Im Folkclub steht also momentan alles still und das schon seit Februar. Auch an die größte Veranstaltung des Jahres, das Musikfest, war nicht zu denken. Selbst als die Veranstaltungsauflagen im Verlauf des Sommers gelockert wurden, pausierte der Folkclub. „Im Nachhinein betrachtet war das vielleicht ein Fehler. Zu der Zeit wäre es natürlich optimal gewesen und wir haben auch überlegt“, offenbart Höpfl.

Viele Mitarbeiter seien jedoch im Urlaub gewesen, wodurch laut Höpfl wichtige Ressourcen gefehlt hätten. Erst im Herbst wurde wieder mit der Planung für einen eingeschränkten Konzertbetrieb begonnen.

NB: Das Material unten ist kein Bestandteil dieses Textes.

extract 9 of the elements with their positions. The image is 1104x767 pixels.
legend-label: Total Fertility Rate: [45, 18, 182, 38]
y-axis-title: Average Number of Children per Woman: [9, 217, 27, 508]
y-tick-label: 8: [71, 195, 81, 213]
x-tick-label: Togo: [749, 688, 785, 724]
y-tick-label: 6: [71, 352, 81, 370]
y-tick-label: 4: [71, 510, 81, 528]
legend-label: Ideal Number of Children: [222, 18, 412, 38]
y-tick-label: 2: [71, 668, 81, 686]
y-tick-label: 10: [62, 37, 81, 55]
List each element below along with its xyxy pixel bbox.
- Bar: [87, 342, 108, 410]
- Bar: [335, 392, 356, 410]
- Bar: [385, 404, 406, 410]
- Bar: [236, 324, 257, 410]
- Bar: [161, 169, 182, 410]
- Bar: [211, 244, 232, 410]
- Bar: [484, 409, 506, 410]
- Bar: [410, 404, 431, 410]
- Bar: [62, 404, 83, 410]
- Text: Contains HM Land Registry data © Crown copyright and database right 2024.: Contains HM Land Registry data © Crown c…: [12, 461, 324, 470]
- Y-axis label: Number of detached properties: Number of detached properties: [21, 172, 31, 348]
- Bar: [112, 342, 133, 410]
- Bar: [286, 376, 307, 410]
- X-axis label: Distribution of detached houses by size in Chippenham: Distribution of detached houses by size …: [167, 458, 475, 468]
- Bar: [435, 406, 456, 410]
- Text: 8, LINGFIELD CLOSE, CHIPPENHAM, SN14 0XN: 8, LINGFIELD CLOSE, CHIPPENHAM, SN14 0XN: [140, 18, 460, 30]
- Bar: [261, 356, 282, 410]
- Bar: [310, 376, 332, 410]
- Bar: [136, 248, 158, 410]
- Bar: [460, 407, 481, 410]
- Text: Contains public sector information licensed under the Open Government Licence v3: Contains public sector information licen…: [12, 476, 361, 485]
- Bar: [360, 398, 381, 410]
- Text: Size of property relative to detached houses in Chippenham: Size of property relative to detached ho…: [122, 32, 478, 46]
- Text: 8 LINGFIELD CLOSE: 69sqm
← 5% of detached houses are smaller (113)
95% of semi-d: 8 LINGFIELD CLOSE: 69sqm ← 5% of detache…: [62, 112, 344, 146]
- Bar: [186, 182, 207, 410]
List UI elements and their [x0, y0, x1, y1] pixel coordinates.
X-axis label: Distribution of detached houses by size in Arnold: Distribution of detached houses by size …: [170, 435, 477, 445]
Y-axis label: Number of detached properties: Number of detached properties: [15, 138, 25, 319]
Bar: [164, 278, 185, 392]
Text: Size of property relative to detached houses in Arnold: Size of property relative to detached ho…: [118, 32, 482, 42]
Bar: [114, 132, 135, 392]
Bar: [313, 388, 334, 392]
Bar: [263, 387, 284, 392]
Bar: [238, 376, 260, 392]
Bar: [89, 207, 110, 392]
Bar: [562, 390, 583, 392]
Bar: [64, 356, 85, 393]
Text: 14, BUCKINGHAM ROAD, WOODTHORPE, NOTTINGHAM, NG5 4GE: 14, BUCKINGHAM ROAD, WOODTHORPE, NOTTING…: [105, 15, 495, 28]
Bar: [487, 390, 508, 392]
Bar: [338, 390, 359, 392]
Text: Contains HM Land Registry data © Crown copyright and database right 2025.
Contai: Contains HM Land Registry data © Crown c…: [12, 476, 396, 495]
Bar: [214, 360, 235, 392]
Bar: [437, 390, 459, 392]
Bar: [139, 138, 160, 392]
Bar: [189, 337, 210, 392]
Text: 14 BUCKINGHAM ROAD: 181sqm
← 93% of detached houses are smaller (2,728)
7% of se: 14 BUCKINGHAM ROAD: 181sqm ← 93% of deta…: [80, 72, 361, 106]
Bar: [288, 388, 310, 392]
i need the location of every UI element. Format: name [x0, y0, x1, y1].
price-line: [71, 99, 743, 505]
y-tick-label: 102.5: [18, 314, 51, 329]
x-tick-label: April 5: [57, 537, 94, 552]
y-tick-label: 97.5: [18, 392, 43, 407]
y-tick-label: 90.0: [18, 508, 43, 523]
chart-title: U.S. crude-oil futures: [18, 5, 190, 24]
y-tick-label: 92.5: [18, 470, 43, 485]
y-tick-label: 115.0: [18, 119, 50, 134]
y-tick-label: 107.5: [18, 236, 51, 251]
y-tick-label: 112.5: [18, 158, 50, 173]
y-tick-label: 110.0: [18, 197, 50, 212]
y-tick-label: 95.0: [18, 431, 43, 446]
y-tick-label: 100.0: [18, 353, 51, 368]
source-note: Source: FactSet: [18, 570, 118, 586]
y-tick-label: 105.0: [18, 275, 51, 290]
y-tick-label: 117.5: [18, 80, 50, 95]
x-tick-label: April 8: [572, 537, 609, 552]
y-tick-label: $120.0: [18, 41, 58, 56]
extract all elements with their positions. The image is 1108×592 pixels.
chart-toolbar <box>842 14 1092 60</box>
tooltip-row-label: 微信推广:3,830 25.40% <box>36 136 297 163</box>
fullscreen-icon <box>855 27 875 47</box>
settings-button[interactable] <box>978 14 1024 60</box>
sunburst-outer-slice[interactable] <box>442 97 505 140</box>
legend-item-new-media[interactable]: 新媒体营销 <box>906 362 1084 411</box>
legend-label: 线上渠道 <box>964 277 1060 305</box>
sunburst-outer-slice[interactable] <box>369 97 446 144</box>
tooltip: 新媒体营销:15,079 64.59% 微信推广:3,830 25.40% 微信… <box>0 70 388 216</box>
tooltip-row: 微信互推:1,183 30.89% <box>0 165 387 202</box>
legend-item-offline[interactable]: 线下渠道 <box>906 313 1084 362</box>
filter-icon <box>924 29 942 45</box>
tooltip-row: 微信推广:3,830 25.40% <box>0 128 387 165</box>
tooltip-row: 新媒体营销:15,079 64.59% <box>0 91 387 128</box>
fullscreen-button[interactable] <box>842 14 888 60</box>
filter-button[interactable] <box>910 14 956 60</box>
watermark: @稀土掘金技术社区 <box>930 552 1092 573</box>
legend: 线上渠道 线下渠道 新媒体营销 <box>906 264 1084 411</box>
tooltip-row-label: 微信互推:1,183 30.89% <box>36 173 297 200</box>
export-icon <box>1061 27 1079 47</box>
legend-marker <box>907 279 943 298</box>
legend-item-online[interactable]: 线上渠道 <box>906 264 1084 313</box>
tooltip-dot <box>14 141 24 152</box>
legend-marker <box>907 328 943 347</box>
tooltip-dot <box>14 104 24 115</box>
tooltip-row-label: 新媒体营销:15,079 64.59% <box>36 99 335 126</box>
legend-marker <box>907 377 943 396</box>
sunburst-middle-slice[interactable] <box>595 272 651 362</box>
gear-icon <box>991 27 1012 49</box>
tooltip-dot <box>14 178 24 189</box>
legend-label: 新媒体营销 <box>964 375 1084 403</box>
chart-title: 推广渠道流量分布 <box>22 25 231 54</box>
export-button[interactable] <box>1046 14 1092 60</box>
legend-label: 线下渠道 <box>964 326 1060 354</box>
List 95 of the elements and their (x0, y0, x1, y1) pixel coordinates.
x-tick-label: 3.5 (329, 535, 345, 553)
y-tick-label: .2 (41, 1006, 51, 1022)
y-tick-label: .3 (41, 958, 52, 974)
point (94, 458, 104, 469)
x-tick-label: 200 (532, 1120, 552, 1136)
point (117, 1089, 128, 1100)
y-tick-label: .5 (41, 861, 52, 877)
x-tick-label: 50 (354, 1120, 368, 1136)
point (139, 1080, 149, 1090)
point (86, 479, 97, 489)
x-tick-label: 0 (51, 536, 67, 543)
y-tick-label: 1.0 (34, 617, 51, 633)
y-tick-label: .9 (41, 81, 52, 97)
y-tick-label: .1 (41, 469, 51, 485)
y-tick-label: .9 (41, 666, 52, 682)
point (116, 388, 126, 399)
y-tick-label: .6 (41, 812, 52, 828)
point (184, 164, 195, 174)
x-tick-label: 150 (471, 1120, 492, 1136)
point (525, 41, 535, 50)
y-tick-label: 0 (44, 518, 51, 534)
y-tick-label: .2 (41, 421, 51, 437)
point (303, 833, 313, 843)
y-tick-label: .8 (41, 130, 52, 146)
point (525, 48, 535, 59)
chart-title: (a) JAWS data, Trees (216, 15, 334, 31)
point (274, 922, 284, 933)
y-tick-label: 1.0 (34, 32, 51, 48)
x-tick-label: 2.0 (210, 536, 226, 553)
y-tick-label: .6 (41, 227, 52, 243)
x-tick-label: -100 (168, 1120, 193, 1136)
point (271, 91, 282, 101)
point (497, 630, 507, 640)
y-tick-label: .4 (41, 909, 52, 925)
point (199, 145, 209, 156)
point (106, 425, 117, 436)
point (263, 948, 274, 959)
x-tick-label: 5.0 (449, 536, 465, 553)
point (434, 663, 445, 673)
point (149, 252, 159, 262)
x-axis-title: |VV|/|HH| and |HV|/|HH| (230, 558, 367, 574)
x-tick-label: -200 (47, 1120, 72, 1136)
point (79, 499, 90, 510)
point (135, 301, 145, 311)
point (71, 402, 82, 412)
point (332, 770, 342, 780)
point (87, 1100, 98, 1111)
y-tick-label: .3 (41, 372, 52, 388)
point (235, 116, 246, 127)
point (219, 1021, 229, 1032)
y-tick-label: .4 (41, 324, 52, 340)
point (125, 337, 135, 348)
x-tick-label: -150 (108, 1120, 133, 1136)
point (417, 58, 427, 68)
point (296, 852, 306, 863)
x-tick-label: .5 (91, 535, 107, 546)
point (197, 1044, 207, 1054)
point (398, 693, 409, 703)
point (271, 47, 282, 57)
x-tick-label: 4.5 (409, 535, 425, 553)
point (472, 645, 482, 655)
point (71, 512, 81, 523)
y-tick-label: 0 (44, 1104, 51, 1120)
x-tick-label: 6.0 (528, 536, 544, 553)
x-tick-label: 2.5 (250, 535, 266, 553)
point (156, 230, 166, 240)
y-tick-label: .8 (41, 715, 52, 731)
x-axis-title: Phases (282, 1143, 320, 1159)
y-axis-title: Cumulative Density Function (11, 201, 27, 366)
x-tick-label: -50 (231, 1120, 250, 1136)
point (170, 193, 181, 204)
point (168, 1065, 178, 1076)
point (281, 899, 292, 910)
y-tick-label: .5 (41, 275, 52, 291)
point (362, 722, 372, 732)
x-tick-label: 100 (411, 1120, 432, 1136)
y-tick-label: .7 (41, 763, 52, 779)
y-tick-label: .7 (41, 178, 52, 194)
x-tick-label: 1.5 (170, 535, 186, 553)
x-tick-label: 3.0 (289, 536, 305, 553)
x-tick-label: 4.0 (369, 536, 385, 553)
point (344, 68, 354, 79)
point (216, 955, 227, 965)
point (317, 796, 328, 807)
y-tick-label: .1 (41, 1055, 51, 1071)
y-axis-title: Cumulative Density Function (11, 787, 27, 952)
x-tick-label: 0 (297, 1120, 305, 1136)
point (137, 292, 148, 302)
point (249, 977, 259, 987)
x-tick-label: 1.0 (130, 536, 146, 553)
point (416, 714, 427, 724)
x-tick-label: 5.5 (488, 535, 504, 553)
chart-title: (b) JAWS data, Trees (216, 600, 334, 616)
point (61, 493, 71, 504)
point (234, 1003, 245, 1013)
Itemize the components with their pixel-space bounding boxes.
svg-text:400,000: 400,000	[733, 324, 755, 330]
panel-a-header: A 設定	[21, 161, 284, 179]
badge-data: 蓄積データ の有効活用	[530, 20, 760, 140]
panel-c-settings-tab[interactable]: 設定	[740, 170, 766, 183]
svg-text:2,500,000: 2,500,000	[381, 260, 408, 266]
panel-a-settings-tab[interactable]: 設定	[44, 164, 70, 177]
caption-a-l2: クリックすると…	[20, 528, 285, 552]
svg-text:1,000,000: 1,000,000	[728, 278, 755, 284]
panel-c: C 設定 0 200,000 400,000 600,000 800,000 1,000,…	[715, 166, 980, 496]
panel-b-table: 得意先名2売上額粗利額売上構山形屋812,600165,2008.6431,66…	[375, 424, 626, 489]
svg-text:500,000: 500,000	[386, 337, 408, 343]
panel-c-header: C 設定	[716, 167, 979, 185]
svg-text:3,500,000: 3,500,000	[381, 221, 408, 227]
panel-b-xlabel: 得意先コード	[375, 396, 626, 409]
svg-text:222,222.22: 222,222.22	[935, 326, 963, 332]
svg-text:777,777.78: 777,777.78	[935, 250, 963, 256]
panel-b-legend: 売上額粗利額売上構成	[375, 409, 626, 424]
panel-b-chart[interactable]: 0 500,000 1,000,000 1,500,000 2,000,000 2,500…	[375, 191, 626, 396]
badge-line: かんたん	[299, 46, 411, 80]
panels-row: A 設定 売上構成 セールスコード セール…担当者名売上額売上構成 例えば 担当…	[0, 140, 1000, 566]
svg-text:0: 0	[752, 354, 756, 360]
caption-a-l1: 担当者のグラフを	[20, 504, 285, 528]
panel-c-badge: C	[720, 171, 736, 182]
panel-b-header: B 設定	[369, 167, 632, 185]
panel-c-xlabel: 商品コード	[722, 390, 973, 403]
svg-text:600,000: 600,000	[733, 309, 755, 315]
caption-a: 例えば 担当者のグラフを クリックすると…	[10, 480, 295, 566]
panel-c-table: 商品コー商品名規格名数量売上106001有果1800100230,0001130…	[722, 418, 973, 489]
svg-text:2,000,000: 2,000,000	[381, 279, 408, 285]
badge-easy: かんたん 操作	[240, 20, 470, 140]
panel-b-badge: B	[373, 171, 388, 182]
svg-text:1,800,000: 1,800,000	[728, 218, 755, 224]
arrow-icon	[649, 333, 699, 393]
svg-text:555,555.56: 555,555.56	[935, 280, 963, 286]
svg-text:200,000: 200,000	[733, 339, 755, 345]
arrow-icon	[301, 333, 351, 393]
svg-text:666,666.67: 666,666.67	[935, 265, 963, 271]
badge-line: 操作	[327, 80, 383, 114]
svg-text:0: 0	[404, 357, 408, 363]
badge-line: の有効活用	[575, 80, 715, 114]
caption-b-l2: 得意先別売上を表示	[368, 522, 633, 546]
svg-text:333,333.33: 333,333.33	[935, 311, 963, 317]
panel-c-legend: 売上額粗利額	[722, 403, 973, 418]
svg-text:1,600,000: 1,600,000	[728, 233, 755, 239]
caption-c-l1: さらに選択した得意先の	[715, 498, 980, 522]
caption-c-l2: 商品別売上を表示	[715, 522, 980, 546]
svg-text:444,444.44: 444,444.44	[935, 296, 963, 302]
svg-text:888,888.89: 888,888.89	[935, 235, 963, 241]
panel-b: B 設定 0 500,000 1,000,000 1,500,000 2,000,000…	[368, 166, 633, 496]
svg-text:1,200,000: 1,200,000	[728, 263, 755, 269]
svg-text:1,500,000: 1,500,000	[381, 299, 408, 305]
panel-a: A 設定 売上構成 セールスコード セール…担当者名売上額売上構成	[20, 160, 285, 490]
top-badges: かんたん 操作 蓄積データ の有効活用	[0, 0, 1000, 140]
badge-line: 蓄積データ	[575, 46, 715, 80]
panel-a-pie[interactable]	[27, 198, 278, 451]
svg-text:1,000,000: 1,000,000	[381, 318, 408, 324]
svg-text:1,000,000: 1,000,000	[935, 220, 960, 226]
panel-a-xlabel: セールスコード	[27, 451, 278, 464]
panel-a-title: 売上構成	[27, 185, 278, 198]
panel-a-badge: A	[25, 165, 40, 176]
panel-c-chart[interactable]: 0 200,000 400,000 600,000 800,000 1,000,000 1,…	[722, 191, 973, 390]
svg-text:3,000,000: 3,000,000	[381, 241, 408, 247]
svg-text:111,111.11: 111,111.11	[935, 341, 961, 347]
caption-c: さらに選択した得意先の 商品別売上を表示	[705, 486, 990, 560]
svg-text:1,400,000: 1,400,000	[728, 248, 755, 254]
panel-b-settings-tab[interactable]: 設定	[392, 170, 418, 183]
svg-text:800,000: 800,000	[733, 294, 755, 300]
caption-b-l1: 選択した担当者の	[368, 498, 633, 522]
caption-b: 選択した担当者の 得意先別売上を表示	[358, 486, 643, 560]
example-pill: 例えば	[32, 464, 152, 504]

Hoffnung auf Musikfest 2021 zumindest in abgespeckter Form

Die liegt jetzt aber auch wieder auf Eis. „Jetzt irgendetwas zu planen, wäre sinnlos. Wir müssen abwarten, wie es mit der Pandemie weitergeht“, betont Höpfl. Vorerst wird das Igel jetzt Corona-tauglich gemacht, und es wird auf das Licht am Ende des Tunnels gewartet.

Höpfl bleibt aber zuversichtlich und blickt Richtung Februar und März. In weiterer Folge wird auch auf ein Musikfest 2021, zumindest in abgespeckter Form, gehofft. „Wir sitzen in den Startlöchern und warten nur auf den Moment“, meint Höpfl.

Am Folkclub würde es also nicht scheitern. Auch nicht an den Musikern. Die warten nur darauf, wieder auf die Bühne zu dürfen.